Однажды я сидел в переделкинской рояльной и безуспешно пытался выучить своими, тогда «корявыми» пальцами, казалось бы, элементарный пассаж из ре-минорного концерта Моцарта. Повторил его раз 10 подряд. Потом еще — 20. Отец заглянул в комнату и сказал: «Ну, это хорошо для Листа. Или Шопена. А над Моцартом надо работать в несколько раз больше. Сыграй этот пассаж сто раз чисто. Не получится — еще сто раз. Контролируй каждую ноту, каждое мгновение. Потом еще сто раз. Пока не выйдет абсолютно чисто. Да, все равно (тут он безнадежно махнул рукой) на сцене не выйдет! Такой уж автор!» Не скажу, чтобы эти слова прибавили мне оптимизма. Зато добавили каплю реализма. С тех пор я предпочитал Моцарта не играть. И решился на его исполнение только сейчас, на 44-м году жизни. Хотя и осознаю: первое исполнение будет «под рояль»…

Бетховен. Дед часто повторял: «Кто не любит Бетховена, тому не место в моем классе!»

(Судя по этому приговору, я никогда не стал бы учеником деда, даже если бы родился намного раньше, и был бы гениальным пианистом). Говорят, С. Рихтер не играл 5-й концерт Бетховена, т.к. считал невозможным лучше исполнение, чем дедовское. (При этом сам Рихтер ссылается в своих «Дневниках» на дедовское исполнение 5-го Концерта Бетховена и 1-го Концерта Шопена в «Эрмитаже». А жаль, именно в 5-м бетховенском Концерте Рихтер, наверное, смог бы превзойти своего Учителя. Чего никак не скажешь о 1-м Концерте Шопена. Впрочем, не нам судить…).

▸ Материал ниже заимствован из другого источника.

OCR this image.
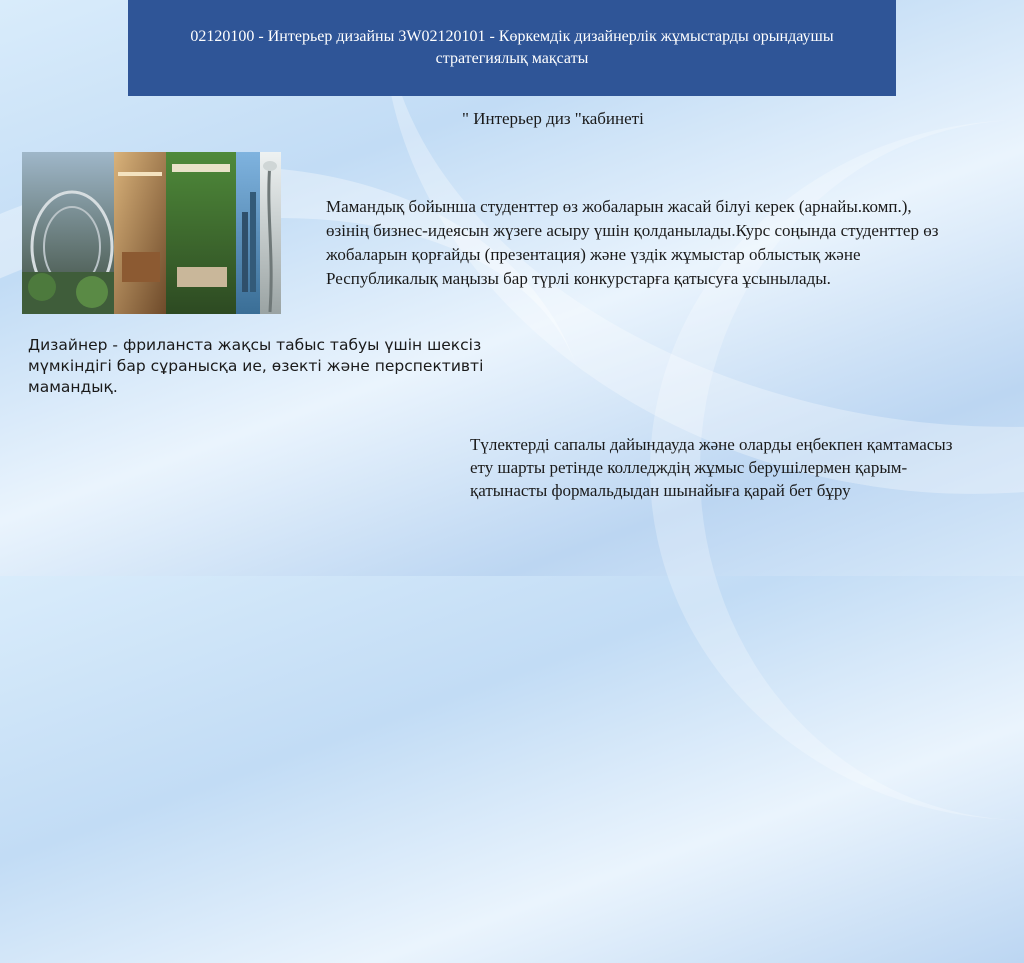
02120100 - Интерьер дизайны 3W02120101 - Көркемдік дизайнерлік жұмыстарды орындаушы стратегиялық мақсаты
" Интерьер диз "кабинеті
Мамандық бойынша студенттер өз жобаларын жасай білуі керек (арнайы.комп.), өзінің бизнес-идеясын жүзеге асыру үшін қолданылады.Курс соңында студенттер өз жобаларын қорғайды (презентация) және үздік жұмыстар облыстық және Республикалық маңызы бар түрлі конкурстарға қатысуға ұсынылады.
Дизайнер - фриланста жақсы табыс табуы үшін шексіз мүмкіндігі бар сұранысқа ие, өзекті және перспективті мамандық.
Түлектерді сапалы дайындауда және оларды еңбекпен қамтамасыз ету шарты ретінде колледждің жұмыс берушілермен қарым-қатынасты формальдыдан шынайыға қарай бет бұру
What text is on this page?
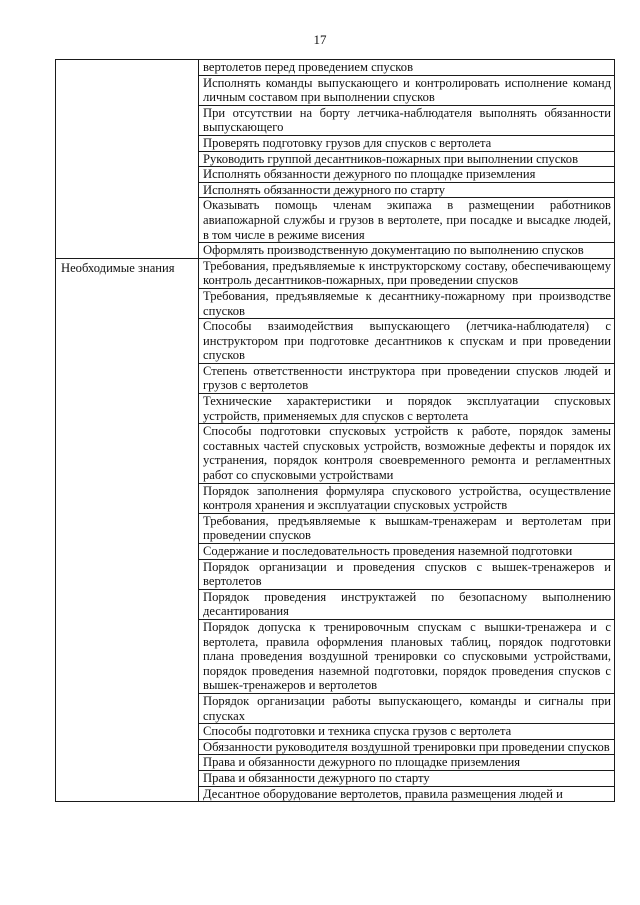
17
	вертолетов перед проведением спусков
	Исполнять команды выпускающего и контролировать исполнение команд личным составом при выполнении спусков
	При отсутствии на борту летчика-наблюдателя выполнять обязанности выпускающего
	Проверять подготовку грузов для спусков с вертолета
	Руководить группой десантников-пожарных при выполнении спусков
	Исполнять обязанности дежурного по площадке приземления
	Исполнять обязанности дежурного по старту
	Оказывать помощь членам экипажа в размещении работников авиапожарной службы и грузов в вертолете, при посадке и высадке людей, в том числе в режиме висения
	Оформлять производственную документацию по выполнению спусков
Необходимые знания	Требования, предъявляемые к инструкторскому составу, обеспечивающему контроль десантников-пожарных, при проведении спусков
	Требования, предъявляемые к десантнику-пожарному при производстве спусков
	Способы взаимодействия выпускающего (летчика-наблюдателя) с инструктором при подготовке десантников к спускам и при проведении спусков
	Степень ответственности инструктора при проведении спусков людей и грузов с вертолетов
	Технические характеристики и порядок эксплуатации спусковых устройств, применяемых для спусков с вертолета
	Способы подготовки спусковых устройств к работе, порядок замены составных частей спусковых устройств, возможные дефекты и порядок их устранения, порядок контроля своевременного ремонта и регламентных работ со спусковыми устройствами
	Порядок заполнения формуляра спускового устройства, осуществление контроля хранения и эксплуатации спусковых устройств
	Требования, предъявляемые к вышкам-тренажерам и вертолетам при проведении спусков
	Содержание и последовательность проведения наземной подготовки
	Порядок организации и проведения спусков с вышек-тренажеров и вертолетов
	Порядок проведения инструктажей по безопасному выполнению десантирования
	Порядок допуска к тренировочным спускам с вышки-тренажера и с вертолета, правила оформления плановых таблиц, порядок подготовки плана проведения воздушной тренировки со спусковыми устройствами, порядок проведения наземной подготовки, порядок проведения спусков с вышек-тренажеров и вертолетов
	Порядок организации работы выпускающего, команды и сигналы при спусках
	Способы подготовки и техника спуска грузов с вертолета
	Обязанности руководителя воздушной тренировки при проведении спусков
	Права и обязанности дежурного по площадке приземления
	Права и обязанности дежурного по старту
	Десантное оборудование вертолетов, правила размещения людей и
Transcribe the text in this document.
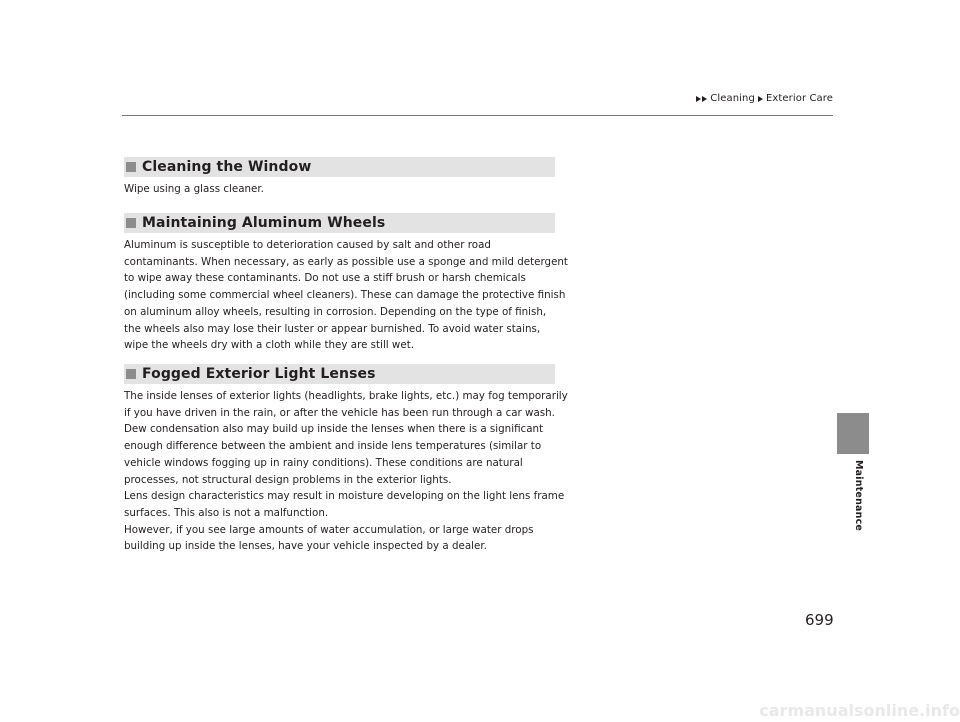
Cleaning Exterior Care
Maintenance
Cleaning the Window

Wipe using a glass cleaner.

Maintaining Aluminum Wheels

Aluminum is susceptible to deterioration caused by salt and other road
contaminants. When necessary, as early as possible use a sponge and mild detergent
to wipe away these contaminants. Do not use a stiff brush or harsh chemicals
(including some commercial wheel cleaners). These can damage the protective finish
on aluminum alloy wheels, resulting in corrosion. Depending on the type of finish,
the wheels also may lose their luster or appear burnished. To avoid water stains,
wipe the wheels dry with a cloth while they are still wet.

Fogged Exterior Light Lenses

The inside lenses of exterior lights (headlights, brake lights, etc.) may fog temporarily
if you have driven in the rain, or after the vehicle has been run through a car wash.
Dew condensation also may build up inside the lenses when there is a significant
enough difference between the ambient and inside lens temperatures (similar to
vehicle windows fogging up in rainy conditions). These conditions are natural
processes, not structural design problems in the exterior lights.
Lens design characteristics may result in moisture developing on the light lens frame
surfaces. This also is not a malfunction.
However, if you see large amounts of water accumulation, or large water drops
building up inside the lenses, have your vehicle inspected by a dealer.

699
carmanualsonline.info
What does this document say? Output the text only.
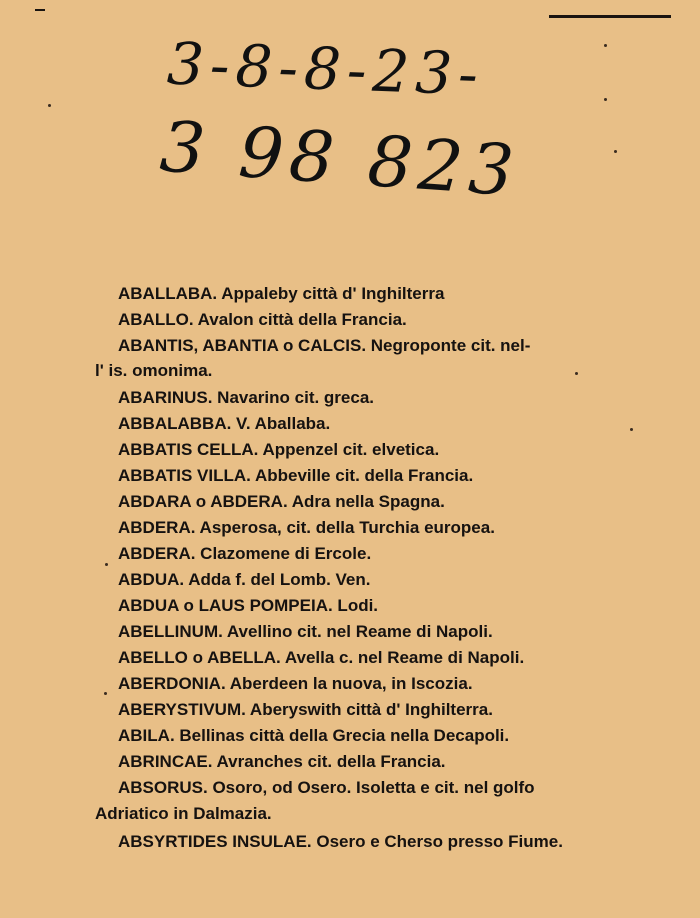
3-8-8-23-
3 98 823
ABALLABA. Appaleby città d' Inghilterra
ABALLO. Avalon città della Francia.
ABANTIS, ABANTIA o CALCIS. Negroponte cit. nel-
l' is. omonima.
ABARINUS. Navarino cit. greca.
ABBALABBA. V. Aballaba.
ABBATIS CELLA. Appenzel cit. elvetica.
ABBATIS VILLA. Abbeville cit. della Francia.
ABDARA o ABDERA. Adra nella Spagna.
ABDERA. Asperosa, cit. della Turchia europea.
ABDERA. Clazomene di Ercole.
ABDUA. Adda f. del Lomb. Ven.
ABDUA o LAUS POMPEIA. Lodi.
ABELLINUM. Avellino cit. nel Reame di Napoli.
ABELLO o ABELLA. Avella c. nel Reame di Napoli.
ABERDONIA. Aberdeen la nuova, in Iscozia.
ABERYSTIVUM. Aberyswith città d' Inghilterra.
ABILA. Bellinas città della Grecia nella Decapoli.
ABRINCAE. Avranches cit. della Francia.
ABSORUS. Osoro, od Osero. Isoletta e cit. nel golfo
Adriatico in Dalmazia.
ABSYRTIDES INSULAE. Osero e Cherso presso Fiume.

В репертуаре отца были 7-я, 14-я, 17-я (никогда не слышал, но говорят…), 26-я, 27-я, 30-я, 31-я и 32-я сонаты Бетховена. А так же — 5-й Концерт. (Как-то, в детстве, я имел глупость расспрашивать его: «Папа, а какой твой любимый концерт? А — соната? А какое любимое сочинение? А — любимая симфония?» Он раздраженно ответил: «Из концертов — 4-й Бетховена и 2-й Брамса. Из любимых сочинений — 32-я соната Бетховена. А насчет симфоний — ты с ума сошел? Подумай сам, разве среди стольких гениальных сочинений можно выбрать что-то «лучшее»?!» Потом смягчился и добавил: «Все-таки, наверное, 6-я Чайковского»).

За несколько дней до смерти они с Андреем Никольским слушали эту симфонию в записи Берлинского оркестра под руководством Фуртвенглера. «Это — симфония о смерти!» — повторял отец. «К черту такие симфонии!» — взбесилась Брижитт Анжерер. «Пошли отсюда, Гаррик, зачем нам это слушать?! Все равно уже слышали!» И мы ушли курить на свежий воздух. Брижитт была очень суеверна, я тогда — тоже. Так что, после внезапной смерти отца мы не замедлили «спихнуть» его смерть на это прослушивание. Сейчас я не верю в приметы, но при прослушивании 6-й Чайковского меня почему-то всегда бросает в дрожь. По инерции, наверное…

Когда я повзрослел, мы с отцом часто говорили о том, какая из сонат Бетховена является лучшей. Я настаивал: «op.106, Hammerklavier». Папа острил: «Если уж ты ее так любишь, то почему не играешь? Как раз для твоего возраста!» Конечно, он и сам был влюблен в эту сонату, но, видимо, следовал аргументу Софроницкого: «Так хочется сыграть эту сонату, но если такое произведение не выучишь с юных лет, потом уже бесполезно»*.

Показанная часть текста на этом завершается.